Beggs was born in Collingwood, and he would end up blazing a similar trail to that forged by his older brother Jim, who played with Britannia before joining Fitzroy, where he would enjoy a fine career and go on to be a vice-captain of the club.

Bill, five years Jim’s junior, started his footy with the local junior side, Clifton in the mid-1880s. Midway during the 1889 season, he was transferred to Britannia – at that stage the most senior club in the Collingwood district. He played some good football there, and in the 1890 season won a marble and gold clock for best all-round play.

Those performances were enough for him to be selected in the Combined Juniors team that played Carlton in a pre-season game in 1891. And he did well enough in that game to be picked up by Carlton itself. He was a regular in the first half of the season, and managed to kick four goals, a highly creditable achievement.

But there’s no sign that he continued with Carlton in 1892. Nor, however, is there any indication of where he did play.
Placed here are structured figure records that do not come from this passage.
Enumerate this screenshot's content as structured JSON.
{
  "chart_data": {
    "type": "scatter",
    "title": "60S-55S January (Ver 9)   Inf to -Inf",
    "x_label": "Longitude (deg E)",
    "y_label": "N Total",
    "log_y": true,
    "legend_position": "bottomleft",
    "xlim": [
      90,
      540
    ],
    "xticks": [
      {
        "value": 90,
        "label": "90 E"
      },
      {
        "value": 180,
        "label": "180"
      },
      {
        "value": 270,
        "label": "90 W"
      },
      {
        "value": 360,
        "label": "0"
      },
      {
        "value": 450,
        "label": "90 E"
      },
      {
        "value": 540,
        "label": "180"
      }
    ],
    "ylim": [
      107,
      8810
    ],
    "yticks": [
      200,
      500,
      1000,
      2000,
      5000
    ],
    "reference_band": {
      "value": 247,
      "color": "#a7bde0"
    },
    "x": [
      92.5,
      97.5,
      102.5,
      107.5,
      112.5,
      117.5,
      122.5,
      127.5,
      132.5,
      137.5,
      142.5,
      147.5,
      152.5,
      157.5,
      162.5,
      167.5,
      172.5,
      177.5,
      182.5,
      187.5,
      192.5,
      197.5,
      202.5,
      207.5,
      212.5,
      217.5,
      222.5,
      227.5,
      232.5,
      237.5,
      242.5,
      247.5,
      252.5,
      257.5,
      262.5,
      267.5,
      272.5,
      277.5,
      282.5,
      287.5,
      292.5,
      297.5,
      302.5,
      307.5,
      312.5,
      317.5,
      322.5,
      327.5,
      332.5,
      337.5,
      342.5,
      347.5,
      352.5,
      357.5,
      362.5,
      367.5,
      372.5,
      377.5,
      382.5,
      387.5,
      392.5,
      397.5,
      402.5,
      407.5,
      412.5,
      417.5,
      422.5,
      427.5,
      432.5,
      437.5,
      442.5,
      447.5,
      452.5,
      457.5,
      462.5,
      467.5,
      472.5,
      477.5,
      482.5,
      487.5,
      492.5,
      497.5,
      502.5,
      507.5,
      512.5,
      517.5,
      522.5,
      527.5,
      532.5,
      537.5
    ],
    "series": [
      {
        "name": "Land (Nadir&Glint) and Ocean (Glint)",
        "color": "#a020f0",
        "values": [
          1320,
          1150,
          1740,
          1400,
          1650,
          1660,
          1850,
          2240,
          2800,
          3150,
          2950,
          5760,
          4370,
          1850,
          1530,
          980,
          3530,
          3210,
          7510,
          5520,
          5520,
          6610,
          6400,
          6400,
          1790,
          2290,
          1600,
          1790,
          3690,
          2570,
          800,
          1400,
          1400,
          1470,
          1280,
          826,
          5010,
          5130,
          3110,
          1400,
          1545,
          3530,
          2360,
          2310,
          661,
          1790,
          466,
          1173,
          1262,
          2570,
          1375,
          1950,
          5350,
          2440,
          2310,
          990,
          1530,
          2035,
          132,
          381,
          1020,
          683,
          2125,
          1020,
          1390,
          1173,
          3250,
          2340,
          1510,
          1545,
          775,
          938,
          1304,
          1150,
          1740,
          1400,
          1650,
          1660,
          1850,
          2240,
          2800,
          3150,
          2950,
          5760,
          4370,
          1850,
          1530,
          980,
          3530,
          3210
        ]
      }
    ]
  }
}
It remains something of a mystery – even more so when you consider that Jim, who had joined Bill at Britannia in 1890, was given a permit to play with the Magpies that year but didn’t play a game.

Bill next emerged when he was trying out with Melbourne ahead of the 1893 season. A couple of weeks later it was announced that he had decided to throw in his lot with Collingwood.

And his impact there was immediate. He played in the first game of the year and missed only one for the season, adding three goals along the way. He was regularly named as the team’s first rover, despite the presence of other renowned small men such as Harry Dowdall, Danny Flaherty and Bill Balfour. The Argus noted after one game that he had “marked and dodged in rare style, but hardly shone in his kicking.” The Sportsman wrote this after one of his best games of the season, against Melbourne: “His play would be greatly improved if he dropped his tendency for holding onto the ball and trying to run through his opponents.”

Overall, it was an impressive debut season for Beggs with the Pies. Still aged only 25, he seemed set for a decent career at Victoria Park.

Instead he moved to live in Moonee Ponds, and decided that the travel to and from Victoria Park was too onerous to justify. So he took up a position as captain of the Essendon District side, where he would prove to be a popular and successful leader. Later still he would go on to become the general secretary at St Kilda.

Billy Beggs spent only the one season at Collingwood. And as a local boy, and former graduate from the ranks of Britannia, he would surely have watched on with envy as some of his 1893 teammates went on to claim the club’s first ever flag just a few years later.